I did not make any staunch friends at school. I suppose I should feel embarrassed to admit as much, but I can’t. There was never anybody I felt completely at ease with or whom I completely trusted, and I envy those folk who are still close to their school friends later in life. I’ve never really analysed why it happened this way. I don’t think it was a personal deficiency or any particular reflection on my classmates. Maybe I just wasn’t ready to commit back then. My closest friends are those I made in my early twenties, and thirty-odd years on we remain as comfortable in each other’s company and even more at ease with our respective foibles than we did back then. It was worth the wait.
The Lame Duck
I’d not really taken much notice of Keith. He’d been in 2B and that meant he might just as well have been in another country. It’s not that those of us in 2A regarded ourselves as being academically superior (well, not that much); it’s just that you couldn’t really get to know someone well over the space of two playtimes and a school dinner. Not in the same way that you could if you spent every waking moment from nine till four sitting with them and their wind problems in the airless confines of a classroom
.
I’d notice him across the playground sometimes. Standing on his own, or trying with an assumed bravado to involve himself in some game that the others were playing. It never worked, and he’d scuttle off again, with expletives ringing in his ears, trying to look as though it didn’t really matter, and bouncing his body against the chain-link fencing in the repetitive fashion of the terminally bored.

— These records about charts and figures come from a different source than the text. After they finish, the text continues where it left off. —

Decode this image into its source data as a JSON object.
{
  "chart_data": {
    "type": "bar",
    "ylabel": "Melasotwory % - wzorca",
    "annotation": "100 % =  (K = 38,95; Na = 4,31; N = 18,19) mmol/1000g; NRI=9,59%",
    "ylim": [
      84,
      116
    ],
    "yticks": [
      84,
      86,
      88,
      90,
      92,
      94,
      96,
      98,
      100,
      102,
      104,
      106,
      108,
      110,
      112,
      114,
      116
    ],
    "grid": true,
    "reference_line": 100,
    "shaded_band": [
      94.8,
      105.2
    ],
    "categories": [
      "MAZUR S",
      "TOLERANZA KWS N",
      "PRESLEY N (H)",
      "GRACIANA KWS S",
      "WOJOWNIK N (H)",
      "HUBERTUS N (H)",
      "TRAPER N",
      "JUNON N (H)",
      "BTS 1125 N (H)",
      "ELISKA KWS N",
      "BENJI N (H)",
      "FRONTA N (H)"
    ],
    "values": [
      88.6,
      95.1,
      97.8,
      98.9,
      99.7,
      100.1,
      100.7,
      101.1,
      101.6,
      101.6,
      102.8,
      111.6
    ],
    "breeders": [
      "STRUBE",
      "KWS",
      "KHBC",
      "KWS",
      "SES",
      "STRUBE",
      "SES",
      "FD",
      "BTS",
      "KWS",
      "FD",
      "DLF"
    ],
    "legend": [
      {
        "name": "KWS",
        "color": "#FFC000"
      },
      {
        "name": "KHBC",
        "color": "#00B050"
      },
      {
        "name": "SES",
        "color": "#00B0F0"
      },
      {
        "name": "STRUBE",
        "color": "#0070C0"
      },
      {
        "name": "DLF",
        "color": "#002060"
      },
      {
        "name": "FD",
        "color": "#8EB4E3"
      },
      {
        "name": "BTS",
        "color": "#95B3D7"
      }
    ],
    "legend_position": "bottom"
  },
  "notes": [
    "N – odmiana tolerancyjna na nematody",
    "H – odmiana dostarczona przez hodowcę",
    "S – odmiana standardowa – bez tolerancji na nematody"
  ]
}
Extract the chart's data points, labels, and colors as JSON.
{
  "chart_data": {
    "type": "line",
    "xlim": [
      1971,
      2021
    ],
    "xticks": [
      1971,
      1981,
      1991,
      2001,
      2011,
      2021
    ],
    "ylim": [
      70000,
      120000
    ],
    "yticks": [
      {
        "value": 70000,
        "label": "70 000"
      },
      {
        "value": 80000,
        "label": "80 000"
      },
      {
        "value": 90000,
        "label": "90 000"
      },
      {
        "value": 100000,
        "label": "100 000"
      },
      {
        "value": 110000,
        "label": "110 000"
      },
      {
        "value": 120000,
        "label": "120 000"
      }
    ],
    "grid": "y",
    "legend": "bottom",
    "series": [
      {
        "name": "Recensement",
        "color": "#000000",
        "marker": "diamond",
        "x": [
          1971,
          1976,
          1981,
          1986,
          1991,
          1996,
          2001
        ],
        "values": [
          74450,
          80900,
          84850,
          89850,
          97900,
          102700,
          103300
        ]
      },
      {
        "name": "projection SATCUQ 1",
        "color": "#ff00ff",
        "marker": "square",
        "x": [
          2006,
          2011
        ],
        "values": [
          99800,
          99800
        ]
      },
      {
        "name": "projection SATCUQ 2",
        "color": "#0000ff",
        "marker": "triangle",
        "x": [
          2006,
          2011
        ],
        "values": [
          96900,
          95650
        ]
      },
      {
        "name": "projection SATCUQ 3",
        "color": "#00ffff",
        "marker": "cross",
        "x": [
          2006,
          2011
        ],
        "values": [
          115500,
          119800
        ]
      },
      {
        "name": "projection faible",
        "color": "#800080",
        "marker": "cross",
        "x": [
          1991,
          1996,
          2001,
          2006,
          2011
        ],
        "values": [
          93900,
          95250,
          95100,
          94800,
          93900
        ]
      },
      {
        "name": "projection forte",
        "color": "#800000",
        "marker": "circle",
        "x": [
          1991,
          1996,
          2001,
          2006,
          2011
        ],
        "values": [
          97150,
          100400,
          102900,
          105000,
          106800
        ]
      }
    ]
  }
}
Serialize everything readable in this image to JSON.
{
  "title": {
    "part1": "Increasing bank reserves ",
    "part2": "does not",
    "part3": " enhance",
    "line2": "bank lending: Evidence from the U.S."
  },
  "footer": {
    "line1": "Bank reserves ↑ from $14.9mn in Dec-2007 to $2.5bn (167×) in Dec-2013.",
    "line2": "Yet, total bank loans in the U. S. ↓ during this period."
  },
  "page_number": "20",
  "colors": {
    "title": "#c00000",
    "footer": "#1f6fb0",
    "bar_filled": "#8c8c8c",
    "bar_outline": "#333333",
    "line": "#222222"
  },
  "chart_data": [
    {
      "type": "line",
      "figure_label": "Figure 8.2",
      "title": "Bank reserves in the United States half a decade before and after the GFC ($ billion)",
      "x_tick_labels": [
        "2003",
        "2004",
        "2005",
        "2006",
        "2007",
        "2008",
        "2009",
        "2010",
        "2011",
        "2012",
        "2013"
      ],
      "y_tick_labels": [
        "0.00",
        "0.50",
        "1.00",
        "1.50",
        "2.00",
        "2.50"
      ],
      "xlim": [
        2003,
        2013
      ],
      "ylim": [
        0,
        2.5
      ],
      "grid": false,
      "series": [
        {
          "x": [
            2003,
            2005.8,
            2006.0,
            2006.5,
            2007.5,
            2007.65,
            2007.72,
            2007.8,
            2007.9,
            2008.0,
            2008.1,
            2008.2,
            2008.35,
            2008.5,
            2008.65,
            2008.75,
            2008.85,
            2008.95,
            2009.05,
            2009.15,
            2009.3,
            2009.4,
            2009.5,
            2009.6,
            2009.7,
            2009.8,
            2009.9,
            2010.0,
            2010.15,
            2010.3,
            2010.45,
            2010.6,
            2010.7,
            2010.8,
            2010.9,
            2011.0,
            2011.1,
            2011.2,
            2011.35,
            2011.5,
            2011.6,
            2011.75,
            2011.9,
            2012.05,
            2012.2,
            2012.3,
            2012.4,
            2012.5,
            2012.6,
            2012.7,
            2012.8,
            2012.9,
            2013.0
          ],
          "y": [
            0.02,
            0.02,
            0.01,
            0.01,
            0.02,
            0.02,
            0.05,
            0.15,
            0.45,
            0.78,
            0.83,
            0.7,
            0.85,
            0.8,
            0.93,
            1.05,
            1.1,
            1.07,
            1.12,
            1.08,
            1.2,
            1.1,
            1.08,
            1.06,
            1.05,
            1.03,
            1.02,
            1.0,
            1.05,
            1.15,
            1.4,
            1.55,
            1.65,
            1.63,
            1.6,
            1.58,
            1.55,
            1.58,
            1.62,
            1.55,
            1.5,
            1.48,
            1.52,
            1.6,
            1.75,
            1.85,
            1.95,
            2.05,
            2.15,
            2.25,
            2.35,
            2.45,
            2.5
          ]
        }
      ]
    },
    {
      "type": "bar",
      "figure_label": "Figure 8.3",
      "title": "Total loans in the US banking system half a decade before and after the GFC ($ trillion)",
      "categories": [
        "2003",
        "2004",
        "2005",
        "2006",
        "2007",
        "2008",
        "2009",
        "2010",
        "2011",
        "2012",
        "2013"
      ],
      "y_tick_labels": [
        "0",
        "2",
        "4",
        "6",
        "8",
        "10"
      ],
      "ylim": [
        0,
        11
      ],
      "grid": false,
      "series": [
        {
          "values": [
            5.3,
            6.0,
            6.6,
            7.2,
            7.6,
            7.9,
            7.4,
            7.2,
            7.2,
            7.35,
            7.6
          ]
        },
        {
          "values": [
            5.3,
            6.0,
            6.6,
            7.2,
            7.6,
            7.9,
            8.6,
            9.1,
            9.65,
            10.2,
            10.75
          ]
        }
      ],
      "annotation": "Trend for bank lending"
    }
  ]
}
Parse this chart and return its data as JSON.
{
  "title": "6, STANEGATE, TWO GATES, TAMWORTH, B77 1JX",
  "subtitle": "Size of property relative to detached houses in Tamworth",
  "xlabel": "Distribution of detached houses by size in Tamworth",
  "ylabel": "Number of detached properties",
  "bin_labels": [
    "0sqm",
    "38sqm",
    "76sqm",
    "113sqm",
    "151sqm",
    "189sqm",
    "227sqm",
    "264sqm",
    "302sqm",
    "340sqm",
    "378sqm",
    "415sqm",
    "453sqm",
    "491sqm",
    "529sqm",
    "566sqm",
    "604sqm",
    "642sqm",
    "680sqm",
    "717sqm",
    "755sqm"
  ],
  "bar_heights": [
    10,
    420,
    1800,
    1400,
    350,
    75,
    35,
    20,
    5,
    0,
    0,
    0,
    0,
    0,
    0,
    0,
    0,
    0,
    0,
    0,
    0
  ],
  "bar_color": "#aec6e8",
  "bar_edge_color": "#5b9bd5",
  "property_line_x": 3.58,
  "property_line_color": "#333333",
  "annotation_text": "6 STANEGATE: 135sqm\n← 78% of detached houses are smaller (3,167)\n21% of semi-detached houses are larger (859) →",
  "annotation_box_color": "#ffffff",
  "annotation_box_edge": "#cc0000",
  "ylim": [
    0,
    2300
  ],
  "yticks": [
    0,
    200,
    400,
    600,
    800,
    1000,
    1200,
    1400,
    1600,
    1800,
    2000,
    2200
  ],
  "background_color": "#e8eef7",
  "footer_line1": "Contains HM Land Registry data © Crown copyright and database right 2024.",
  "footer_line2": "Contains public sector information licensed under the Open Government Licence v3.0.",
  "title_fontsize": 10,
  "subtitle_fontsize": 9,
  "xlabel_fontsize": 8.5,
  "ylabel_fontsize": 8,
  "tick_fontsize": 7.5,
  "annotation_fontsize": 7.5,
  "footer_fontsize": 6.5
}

Keith was one of those lads who’d been dealt a duff hand by nature. He had a withered arm and one leg slightly shorter than the other, which gave him a lopsided walk. His head was an odd shape. It wasn’t exactly deformed, but it wasn’t regular either, and his teeth were too big for his mouth. His hair had been cut by someone who was clearly a stranger to scissors.
He wore glasses, and while none of the bespectacled lads in my class had what today we’d call ‘designer frames’, Keith’s were more old-fashioned than anybody else’s. The thick horn-rimmed type that dads and uncles wore.
I never expected to know him at all. True enough, I was a bit of a loner myself, being small and not regarded as ‘one of the gang’ at school, but I still had my pride, and Keith was obviously way below me.
Then one day he fell across my path. Or was knocked into it. I was walking to school along Valley Drive, having forgotten my bus fare for the umpteenth time, when a lumpen body bounced on to the pavement in front of me. It was Keith.
It all happened so fast. I remember him writhing around on the floor, and shouting, ‘Ooh, sir! Sir!’
It was an odd sort of thing to shout. And then I saw what, or rather who, he was shouting at. It was the driver of a Bedford van, who was leaping down from his cab, his face twisted with worry. He’d clipped Keith as he’d been crossing the road.